US-listed Navios Maritime Partners is not on the hunt for more newbuildings, according to chief executive Angeliki Frangou.
The giant Greek shipowner has 16 vessels worth $1.5bn on order, comprising LR2 tankers and post-panamax and panamax container ships.
The owner confirmed 11 older bulkers and tankers have been sold off over the past three months in deals raising $214m, in a bid to lower the fleet age.
“So we already have the backlog of the vessels we need to renew,” Frangou told a conference call.
“And this is basically in positions we already have taken. And we already have ordered the ones we wanted to do,” she added.
Frangou said Navios Partners had entered 2023 well-positioned.
The fleet of 176 vessels is split roughly equally into tankers, bulkers and boxships.
“In addition to achieving diversification, we have been actively managing our portfolio to maintain a [younger] more technologically advanced fleet as we believe the newer technologies are a competitive advantage when compared to the older vessels,” the CEO told the call.
“Our business model allows us to take advantage of opportunities when a segment is experiencing difficulties such as when we acquired tankers in 2021,” she added.
“The cost of acquired assets can be offset by attractive long-term creditworthy charters,” the CEO said.
Reducing loan levels
Frangou explained the company has a net loan-to-value (LTV) of about 45%.
“Our goal is to reduce leverage so that our net LTV would be in the range of between 20% and 25%.

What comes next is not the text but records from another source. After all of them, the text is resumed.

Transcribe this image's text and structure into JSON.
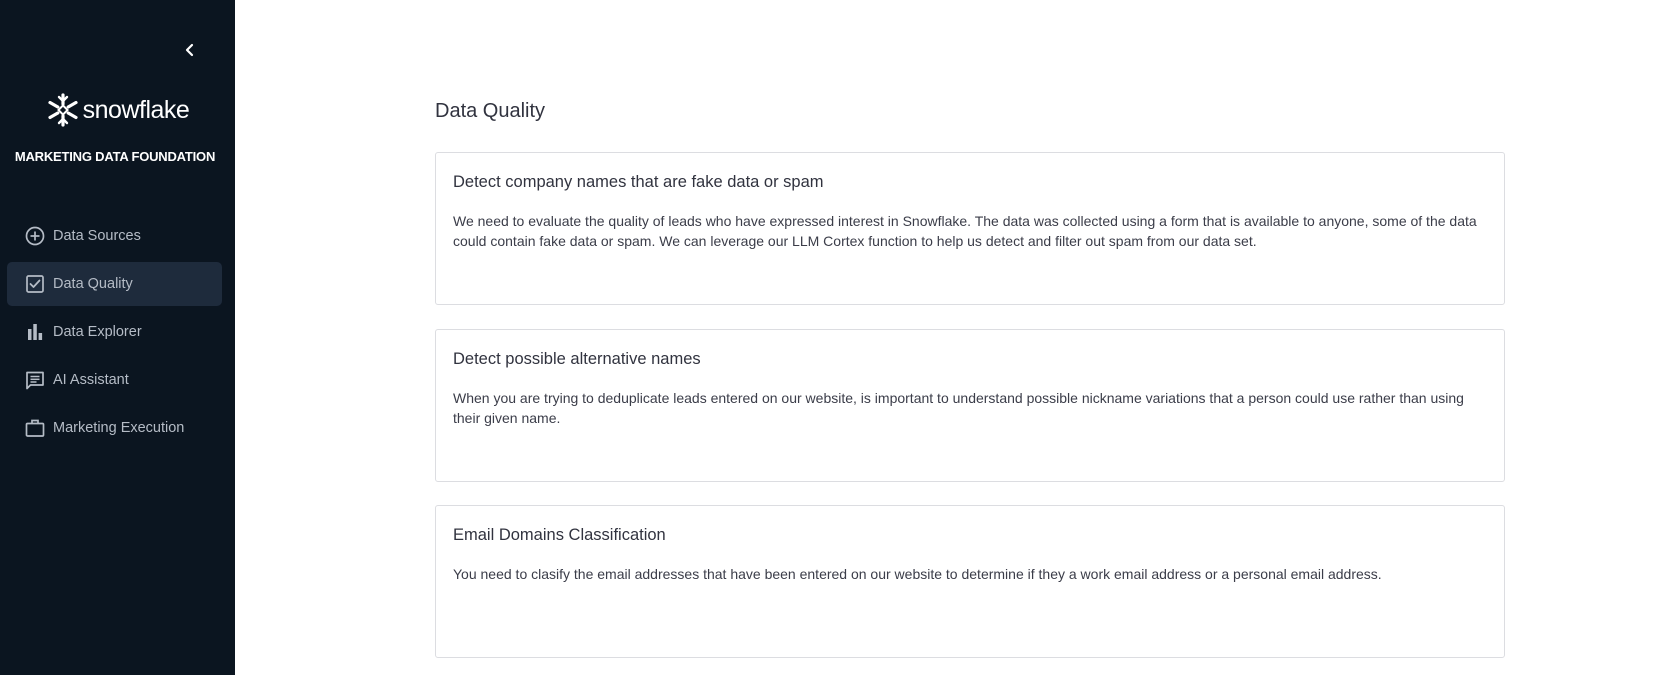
{
  "sidebar": {
    "brand": "snowflake",
    "subtitle": "MARKETING DATA FOUNDATION",
    "items": [
      {
        "label": "Data Sources",
        "icon": "plus-circle-icon",
        "active": false
      },
      {
        "label": "Data Quality",
        "icon": "checkbox-icon",
        "active": true
      },
      {
        "label": "Data Explorer",
        "icon": "bar-chart-icon",
        "active": false
      },
      {
        "label": "AI Assistant",
        "icon": "chat-icon",
        "active": false
      },
      {
        "label": "Marketing Execution",
        "icon": "briefcase-icon",
        "active": false
      }
    ]
  },
  "main": {
    "title": "Data Quality",
    "cards": [
      {
        "title": "Detect company names that are fake data or spam",
        "description": "We need to evaluate the quality of leads who have expressed interest in Snowflake. The data was collected using a form that is available to anyone, some of the data could contain fake data or spam. We can leverage our LLM Cortex function to help us detect and filter out spam from our data set."
      },
      {
        "title": "Detect possible alternative names",
        "description": "When you are trying to deduplicate leads entered on our website, is important to understand possible nickname variations that a person could use rather than using their given name."
      },
      {
        "title": "Email Domains Classification",
        "description": "You need to clasify the email addresses that have been entered on our website to determine if they a work email address or a personal email address."
      }
    ]
  },
  "colors": {
    "sidebar_bg": "#0b1520",
    "active_item_bg": "#1e2b3c",
    "nav_text": "#b5bcc6",
    "card_border": "#dcdde1"
  }
}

“We believe that this leverage is an appropriate range for the full cycle, while allowing to expand our balance sheet should opportunities develop,” she added.
“Also in the current charter rate market, this should happen naturally given our expected class base,” the CEO told the call.
Navios Partners’ fourth quarter net income remained broadly stable at $117.5m, from $118.3m in the same period of 2021.
Investment bank Fearnley Securities called the results disappointing and investors reacted by selling off stock, causing a 10% drop in the share price to $25.73.
But Fearnley analysts argued investors should look beyond quarterly numbers for now, as the shipping company is a long-term play and still has a way to go to streamline and optimise its setup following recent fleet acquisitions.
The investment bank also pointed out that more than 20,000 of 27,000 open days in 2023 are in the bulker sphere, making the owner an interesting play on dry bulk.